D. C. : Le programme de la médiathèque peut être investi par d'autres programmes. À Saint-Dié, la médiathèque partage un espace avec l'office de tourisme, ce qui crée un brassage qui marche assez bien. À Rennes, l'Antipode associe deux bars, une maison des jeunes et de la culture, des salles de musique et d'enregistrement, de danse, d'arts plastiques... et une médiathèque. Ce regroupement est stimulant, les grands- parents peuvent accompagner les petits-enfants à la danse et se poser au bar en feuilletant le journal. Je pense qu'on peut aller plus loin, en alliant médiathèque et programme sportif.
J. P : On a livré un conservatoire-piscine, à Pantin. On a relié les deux bâtiments par une galerie. Et dans cette galerie de liaison, pas de vitrophanie : on a résisté !
S. M : Dans la même veine, on a construit une bibliothèque-patinoire extérieure, à Drummondville. L'équation est simple : quand vous êtes gelés, venez au chaud à la médiathèque ! Et l'atout technique, c'est que le froid qu'il faut pour la patinoire génère de la chaleur, versée dans la bibliothèque.
Pas de vitrophanie, pas de comptoir imposant dès l'entrée, pas de hauts rayonnages centraux prêts à s'écrouler sous les livres... Quels sont les autres éléments qu'il faudrait supprimer, selon vous ?
S. M. : On milite pour l'abolition de toute forme de contrôle, quand c'est possible.
D. C. : En Allemagne, des bibliothèques sont ouvertes sans personnel, accessibles par badges.
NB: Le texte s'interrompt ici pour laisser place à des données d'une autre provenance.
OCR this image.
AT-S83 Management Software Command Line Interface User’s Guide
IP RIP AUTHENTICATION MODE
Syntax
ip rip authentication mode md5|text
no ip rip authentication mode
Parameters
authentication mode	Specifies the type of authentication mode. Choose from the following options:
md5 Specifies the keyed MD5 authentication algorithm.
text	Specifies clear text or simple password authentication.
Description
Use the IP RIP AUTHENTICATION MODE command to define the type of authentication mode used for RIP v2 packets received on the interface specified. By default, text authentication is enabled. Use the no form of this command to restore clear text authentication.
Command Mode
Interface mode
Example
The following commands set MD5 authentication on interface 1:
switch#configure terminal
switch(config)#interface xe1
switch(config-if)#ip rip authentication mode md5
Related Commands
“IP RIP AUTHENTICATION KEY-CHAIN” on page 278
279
Une confiance doit s'installer, et c'est très intéressant. Sinon, je me bats pour supprimer les distributeurs automatiques de boissons et de fast-food, pas écologiques, froids et impersonnels. Mettons plutôt des bars !
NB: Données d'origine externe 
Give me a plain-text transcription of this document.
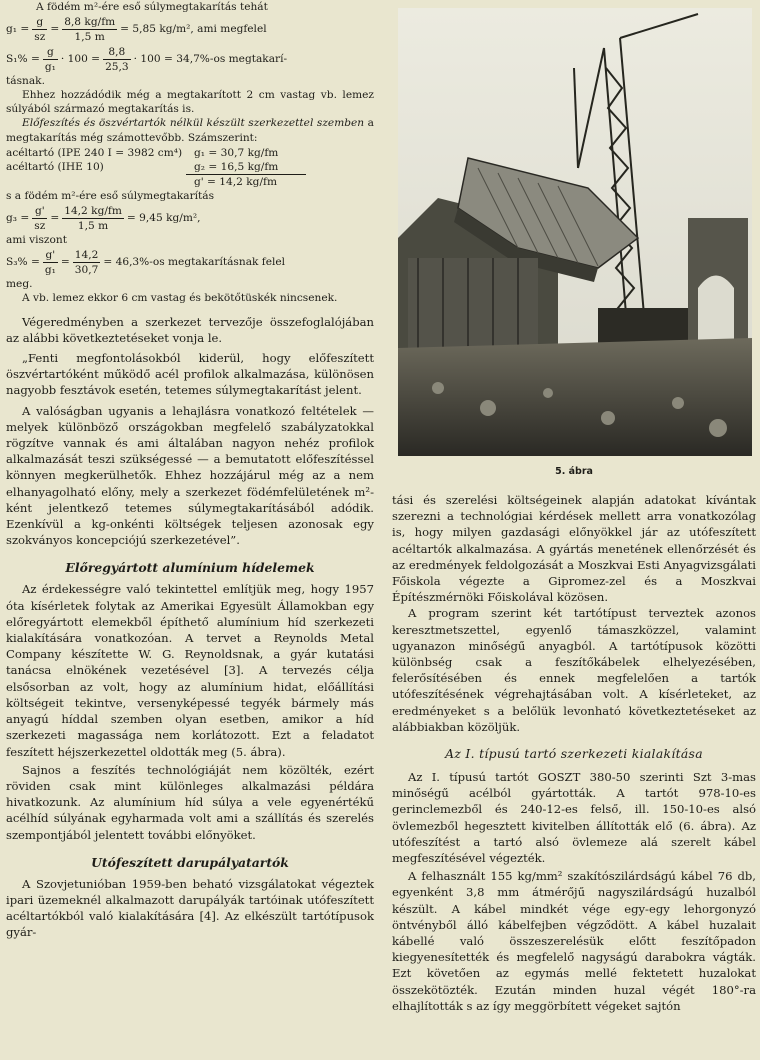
A födém m²-ére eső súlymegtakarítás tehát
$g_1 = \frac{g}{sz} = \frac{8,8 kg/fm}{1,5 m} = 5,85$ kg/m², ami megfelel
$S_1\% = \frac{g}{\text{g₁}} \cdot 100 = \frac{8,8}{25,3} \cdot 100 = 34,7\%-os$ megtakarí-
tásnak.

Ehhez hozzádódik még a megtakarított 2 cm vastag vb. lemez súlyából származó megtakarítás is.

Előfeszítés és öszvértartók nélkül készült szerkezettel szemben a megtakarítás még számottevőbb. Számszerint:

acéltartó (IPE 240 I = 3982 cm⁴)	g₁ = 30,7 kg/fm
acéltartó (IHE 10)	g₂ = 16,5 kg/fm
g' = 14,2 kg/fm
s a födém m²-ére eső súlymegtakarítás
$g_3 = \frac{g'}{sz} = \frac{14,2 kg/fm}{1,5 m} = 9,45$ kg/m²,
ami viszont
$S_3\% = \frac{g'}{\text{g₁}} = \frac{14,2}{30,7} = 46,3\%-os$ megtakarításnak felel
meg.

A vb. lemez ekkor 6 cm vastag és bekötőtüskék nincsenek.

Végeredményben a szerkezet tervezője összefoglalójában az alábbi következtetéseket vonja le.

„Fenti megfontolásokból kiderül, hogy előfeszített öszvértartóként működő acél profilok alkalmazása, különösen nagyobb fesztávok esetén, tetemes súlymegtakarítást jelent.

A valóságban ugyanis a lehajlásra vonatkozó feltételek — melyek különböző országokban megfelelő szabályzatokkal rögzítve vannak és ami általában nagyon nehéz profilok alkalmazását teszi szükségessé — a bemutatott előfeszítéssel könnyen megkerülhetők. Ehhez hozzájárul még az a nem elhanyagolható előny, mely a szerkezet födémfelületének m²-ként jelentkező tetemes súlymegtakarításából adódik. Ezenkívül a kg-onkénti költségek teljesen azonosak egy szokványos koncepciójú szerkezetével”.

Előregyártott alumínium hídelemek

Az érdekességre való tekintettel említjük meg, hogy 1957 óta kísérletek folytak az Amerikai Egyesült Államokban egy előregyártott elemekből építhető alumínium híd szerkezeti kialakítására vonatkozóan. A tervet a Reynolds Metal Company készítette W. G. Reynoldsnak, a gyár kutatási tanácsa elnökének vezetésével [3]. A tervezés célja elsősorban az volt, hogy az alumínium hidat, előállítási költségeit tekintve, versenyképessé tegyék bármely más anyagú híddal szemben olyan esetben, amikor a híd szerkezeti magassága nem korlátozott. Ezt a feladatot feszített héjszerkezettel oldották meg (5. ábra).

Sajnos a feszítés technológiáját nem közölték, ezért röviden csak mint különleges alkalmazási példára hivatkozunk. Az alumínium híd súlya a vele egyenértékű acélhíd súlyának egyharmada volt ami a szállítás és szerelés szempontjából jelentett további előnyöket.

Utófeszített darupályatartók

A Szovjetunióban 1959-ben beható vizsgálatokat végeztek ipari üzemeknél alkalmazott darupályák tartóinak utófeszített acéltartókból való kialakítására [4]. Az elkészült tartótípusok gyár-

5. ábra

tási és szerelési költségeinek alapján adatokat kívántak szerezni a technológiai kérdések mellett arra vonatkozólag is, hogy milyen gazdasági előnyökkel jár az utófeszített acéltartók alkalmazása. A gyártás menetének ellenőrzését és az eredmények feldolgozását a Moszkvai Esti Anyagvizsgálati Főiskola végezte a Gipromez-zel és a Moszkvai Építészmérnöki Főiskolával közösen.

A program szerint két tartótípust terveztek azonos keresztmetszettel, egyenlő támaszközzel, valamint ugyanazon minőségű anyagból. A tartótípusok közötti különbség csak a feszítőkábelek elhelyezésében, felerősítésében és ennek megfelelően a tartók utófeszítésének végrehajtásában volt. A kísérleteket, az eredményeket s a belőlük levonható következtetéseket az alábbiakban közöljük.

Az I. típusú tartó szerkezeti kialakítása

Az I. típusú tartót GOSZT 380-50 szerinti Szt 3-mas minőségű acélból gyártották. A tartót 978-10-es gerinclemezből és 240-12-es felső, ill. 150-10-es alsó övlemezből hegesztett kivitelben állították elő (6. ábra). Az utófeszítést a tartó alsó övlemeze alá szerelt kábel megfeszítésével végezték.

A felhasznált 155 kg/mm² szakítószilárdságú kábel 76 db, egyenként 3,8 mm átmérőjű nagyszilárdságú huzalból készült. A kábel mindkét vége egy-egy lehorgonyzó öntvényből álló kábelfejben végződött. A kábel huzalait kábellé való összeszerelésük előtt feszítőpadon kiegyenesítették és megfelelő nagyságú darabokra vágták. Ezt követően az egymás mellé fektetett huzalokat összekötözték. Ezután minden huzal végét 180°-ra elhajlították s az így meggörbített végeket sajtón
Comment imaginez-vous les médiathèques dans trente ans ?
J. P. : Tout va trop vite ! Mais je n'ai aucune crainte : si les bâtiments sont bien faits dès le départ, flexibles, ils pourront accompagner les mutations.
D. C. : Mais flexibilité et réversibilité peuvent fabriquer des lieux neutres. Un supermarché. Je suis attaché aux lieux qui ont une force spatiale. Ils peuvent être réversibles (car un bâtiment a plusieurs vies), mais il leur faut une spécificité. Des bizarreries.
S. M. : Dans trente ans, on peut imaginer un retour de balancier à l'hyperfréquentation des lieux publics. On cherchera peut-être des bibliothèques calmes, des lieux de mémoire et de silence.